Thanks for the rotation! I do have one question....it's my understanding that Meso's build muscle easily, so why would a Meso need to repeat the weight sections twice? And for Endo's....I've been told build more muscle to burn more fat...so wouldnt an Endo benefit from repeating the weight segments twice instead of once?? I'm so confused....agghhh! And, by the way....HAPPY THANKSGIVING!!! I'm looking forward to the rotation!
I finally have time to answer these questions.
Stacy, the reason I have you doing the 4DS workouts twice is because these workouts only have 1 to 2 sets for each exercise. Meso's need at least 3 sets in the 8-10 rep range to build. With meso's the saying "less is best" is true, but you also have to give the body some kind of challenge. Doing 4DS only once through for building would not do the job.
Endo's need more cardio, not more weight work. Once they get their body to their goal weight, then they can build muscle.
I'm in!
I have a question though, overall I think I'm a meso. I'm quite short 4'9" and weigh less than 100 lbs. I am small boned, but not thin (I have curves). I carry any extra weight in my hips and thighs while my upper body leans out pretty easily. I'm newly 48 and these days it's extremely easy to for me to put on weight in my lower body and I've always had thigh issues. Should I go with the rotation as is, or make some adjustments?
Thanks so much for creating this rotation. I'm looking forward to giving it a try.
If you are a meso, just follow this as is. I think with two days of cardio and the floor work added into the leg workouts, this should tone up your lower body if you keep your eats clean. Do you know what calorie range you should be eating? Do you keep track of what you eat?

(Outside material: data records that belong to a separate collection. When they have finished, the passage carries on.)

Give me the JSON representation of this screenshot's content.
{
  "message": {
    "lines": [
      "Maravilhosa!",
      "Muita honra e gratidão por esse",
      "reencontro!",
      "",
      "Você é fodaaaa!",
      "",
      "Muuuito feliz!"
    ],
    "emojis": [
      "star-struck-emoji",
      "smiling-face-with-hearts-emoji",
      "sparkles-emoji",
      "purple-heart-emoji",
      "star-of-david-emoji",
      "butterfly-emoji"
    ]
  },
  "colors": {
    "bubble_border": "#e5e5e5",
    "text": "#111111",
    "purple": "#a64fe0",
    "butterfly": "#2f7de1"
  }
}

On the 26th you have GS shoulders is that just the shoulder work?
Hi Roxie. Yes, just do the shoulder work for this day. Then add in cardio and ab work.
Looks great Debbie!!
I've had gall bladder surgery and then a broken elbow and I'm ready to roll again!! This is my rotation starting today. Here's one question... when doing Day 1 4DS Back & Chest- Rounds 1 & 2 already repeat, do we repeat them again doing those exercises in those two rounds 4 times instead of 2??
Sami, yes, do them twice. The first 2 rounds are tough to get through but the last 3 only have two exercises in them. So doing rounds 1 and 2 twice through thoroughly fatigues the muscles for growth.
Debbie thanks. It's looks great. I have 2 questions.
1. Where would an apple fall in the body type family?
2. What if you fall into the half category? Half endo Half meso.
Jenn
Jenn, apple people are usually endo's I think. I have never been too good pin-pointing a specific "fruit" sized person. LOL! If you fall half endo half meso, just follow this rotation as planned.
I believe I'll be joining all of you as well. Debbie, thank you so much for your dedication to all this!!! YOU ROCK!
(Hi, Kathy G.....looking forward to hearing about ALL your running excursions again!
)
I do have 2 quick questions, for anybody willing to answer.
1.....the all-famous MORE cardio question....where, if anywhere, is extra ok?
2.....I'll be doing my 1RMs over the next week or 2, in prep for STS. It's not a problem to just toss in some 1RM tests, is it?
I'm pumped up and ready to go! See you all tomorrow!
Gayle
Gayle, if you want to add in more cardio just do the 4DS workouts once and add in a half hour of cardio on a few days. Don't over do it on the cardio, though. Or you can add in a half hour of cardio here and there during the week in the evenings if you want.
No, its not a problem to toss in some 1RM tests. Luckily with all the weight training I've done, I know my 1RM. There are calculators out there to help you figure them out too.
This may be a dumb question but...in weeks 1 and 3 when it calls for the 4 DS work do we just do the weight work and not the cardio on those DVDs?
Thanks!!
Yes, just the weight work.
Debbie -
For the Endomorph... basically you're saying that on week 1 we'd do the 4DS weight work 'as is' (no doubles) and add in 30 - 45 minutes of cardio... so we could do the workouts 'as is'... weights first, then cardio (so... Legs/Kickbox) and then on cardio days it should stay in the 30-45 minutes and not the hour-long cardio.
I assume that on weight days you can do the cardio later on in the day, correct?
Gibbee
Yes Gibbe, that is correct. Do the workouts as is or add in your own 30 minute cardio. And yes, drop the hour cardio days to only 30-45 minutes.
And yes, you can break these workouts up if you have too, although it's best do to it all at once.
Dani - Thanks for posting that breakdown.